Read until EOF using readline() and return a list containing the lines thus read.

and it sort of seems like that's what's happening here.

readline , however, looked like what we wanted [ http://docs.python.org/library/stdtypes.html?highlight=readline#file.readline ]

Read one entire line from the file

so i tried switching this to readline, and the process never grew above 40MB ( it was growing to 200MB, the size of the log file , before )

accounts = dict()
data= open(filename)
for line in data.readline():
    info = line.split("LOG:")
    if len(info) == 2 :
        ( a , b ) = info
        try:
            accounts[a].add(True)
        except KeyError:
            accounts[a] = set()
            accounts[a].add(True)

my guess is that we're not really lazy-reading the file with the for x in data construct -- although all the docs and stackoverflow comments suggest that we are. readline() consumed signficantly less memory for me, and realdlines consumed approximately the same amount of memory as for line in data

freeing memory

in terms of freeing up memory, I'm not familiar much with Python's internals, but I recall back from when I worked with mod_perl... if I opened up a file that was 500MB, that apache child grew to that size. if I freed up the memory, it would only be free within that child -- garbage collected memory was never returned to the OS until the process exited.

so i poked around on that idea , and found a few links that suggest this might be happening:

http://effbot.org/pyfaq/why-doesnt-python-release-the-memory-when-i-delete-a-large-object.htm

If you create a large object and delete it again, Python has probably released the memory, but the memory allocators involved don’t necessarily return the memory to the operating system, so it may look as if the Python process uses a lot more virtual memory than it actually uses.

that was sort of old, and I found a bunch of random (accepted) patches afterwards into python that suggested the behavior was changed and that you could now return memory to the os ( as of 2005 when most of those patches were submitted and apparently approved ).

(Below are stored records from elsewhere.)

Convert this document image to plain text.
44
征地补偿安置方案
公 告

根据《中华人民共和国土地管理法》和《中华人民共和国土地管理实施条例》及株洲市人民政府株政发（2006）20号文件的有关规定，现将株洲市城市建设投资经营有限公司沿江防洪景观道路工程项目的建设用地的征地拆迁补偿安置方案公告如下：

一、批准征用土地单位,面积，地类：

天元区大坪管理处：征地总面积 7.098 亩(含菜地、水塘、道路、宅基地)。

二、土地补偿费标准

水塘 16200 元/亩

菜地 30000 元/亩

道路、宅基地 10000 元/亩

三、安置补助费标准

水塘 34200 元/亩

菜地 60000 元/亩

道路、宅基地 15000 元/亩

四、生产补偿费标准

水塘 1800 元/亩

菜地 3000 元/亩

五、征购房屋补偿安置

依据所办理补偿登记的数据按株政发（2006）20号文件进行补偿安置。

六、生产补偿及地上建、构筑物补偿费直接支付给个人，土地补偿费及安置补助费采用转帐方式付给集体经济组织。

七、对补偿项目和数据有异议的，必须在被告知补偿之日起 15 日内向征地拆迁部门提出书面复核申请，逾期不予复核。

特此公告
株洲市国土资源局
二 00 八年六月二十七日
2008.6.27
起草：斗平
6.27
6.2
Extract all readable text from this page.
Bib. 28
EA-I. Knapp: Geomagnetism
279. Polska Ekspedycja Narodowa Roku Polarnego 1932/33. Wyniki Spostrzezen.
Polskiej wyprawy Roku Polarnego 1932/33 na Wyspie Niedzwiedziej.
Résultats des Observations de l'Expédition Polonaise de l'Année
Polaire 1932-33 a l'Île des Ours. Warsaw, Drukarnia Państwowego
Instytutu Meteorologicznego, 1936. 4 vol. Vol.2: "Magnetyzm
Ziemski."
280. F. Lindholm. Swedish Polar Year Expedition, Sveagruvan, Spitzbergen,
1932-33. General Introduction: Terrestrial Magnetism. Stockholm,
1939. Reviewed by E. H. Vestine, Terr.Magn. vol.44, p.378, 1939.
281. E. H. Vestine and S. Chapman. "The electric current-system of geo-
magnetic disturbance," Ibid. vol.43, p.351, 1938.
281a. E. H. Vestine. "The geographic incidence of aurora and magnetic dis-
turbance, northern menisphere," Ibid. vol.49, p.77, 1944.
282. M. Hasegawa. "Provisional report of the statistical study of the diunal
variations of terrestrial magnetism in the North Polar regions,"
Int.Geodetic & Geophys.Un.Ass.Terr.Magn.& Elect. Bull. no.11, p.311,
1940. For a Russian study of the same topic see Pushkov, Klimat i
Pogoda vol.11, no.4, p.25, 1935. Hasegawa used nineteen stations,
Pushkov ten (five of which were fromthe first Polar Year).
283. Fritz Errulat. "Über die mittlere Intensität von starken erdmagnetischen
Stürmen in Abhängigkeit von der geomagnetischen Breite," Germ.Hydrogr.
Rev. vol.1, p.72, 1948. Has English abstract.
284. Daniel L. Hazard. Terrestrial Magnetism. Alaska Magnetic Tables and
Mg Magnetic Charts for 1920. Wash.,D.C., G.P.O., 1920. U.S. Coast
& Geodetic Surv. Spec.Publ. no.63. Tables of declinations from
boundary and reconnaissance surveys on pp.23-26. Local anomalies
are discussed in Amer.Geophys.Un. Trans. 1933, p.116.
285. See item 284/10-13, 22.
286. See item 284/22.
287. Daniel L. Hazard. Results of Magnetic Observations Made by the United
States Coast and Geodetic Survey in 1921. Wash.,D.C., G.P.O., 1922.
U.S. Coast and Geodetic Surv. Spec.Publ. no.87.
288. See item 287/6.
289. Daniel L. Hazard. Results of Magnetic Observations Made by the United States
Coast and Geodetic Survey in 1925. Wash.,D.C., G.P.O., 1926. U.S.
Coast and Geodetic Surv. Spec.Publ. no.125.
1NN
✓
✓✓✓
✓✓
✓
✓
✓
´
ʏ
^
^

then i found this posting http://objectmix.com/python/17293-python-memory-handling.html -- and note the comment #4

"""- Patch #1123430: Python's small-object allocator now returns an arena to the system free() when all memory within an arena becomes unused again. Prior to Python 2.5, arenas (256KB chunks of memory) were never freed. Some applications will see a drop in virtual memory size now, especially long-running applications that, from time to time, temporarily use a large number of small objects. Note that when Python returns an arena to the platform C's free(), there's no guarantee that the platform C library will in turn return that memory to the operating system. The effect of the patch is to stop making that impossible, and in tests it appears to be effective at least on Microsoft C and gcc-based systems. Thanks to Evan Jones for hard work and patience.

So with 2.4 under linux (as you tested) you will indeed not always get the used memory back, with respect to lots of small objects being collected.

The difference therefore (I think) you see between doing an f.read() and an f.readlines() is that the former reads in the whole file as one large string object (i.e. not a small object), while the latter returns a list of lines where each line is a python object.

if the 'for line in data:' construct is essentially wrapping readlines and not readline, maybe this has something to do with it? perhaps it's not a problem of having a single 3GB object, but instead having millions of 30k objects.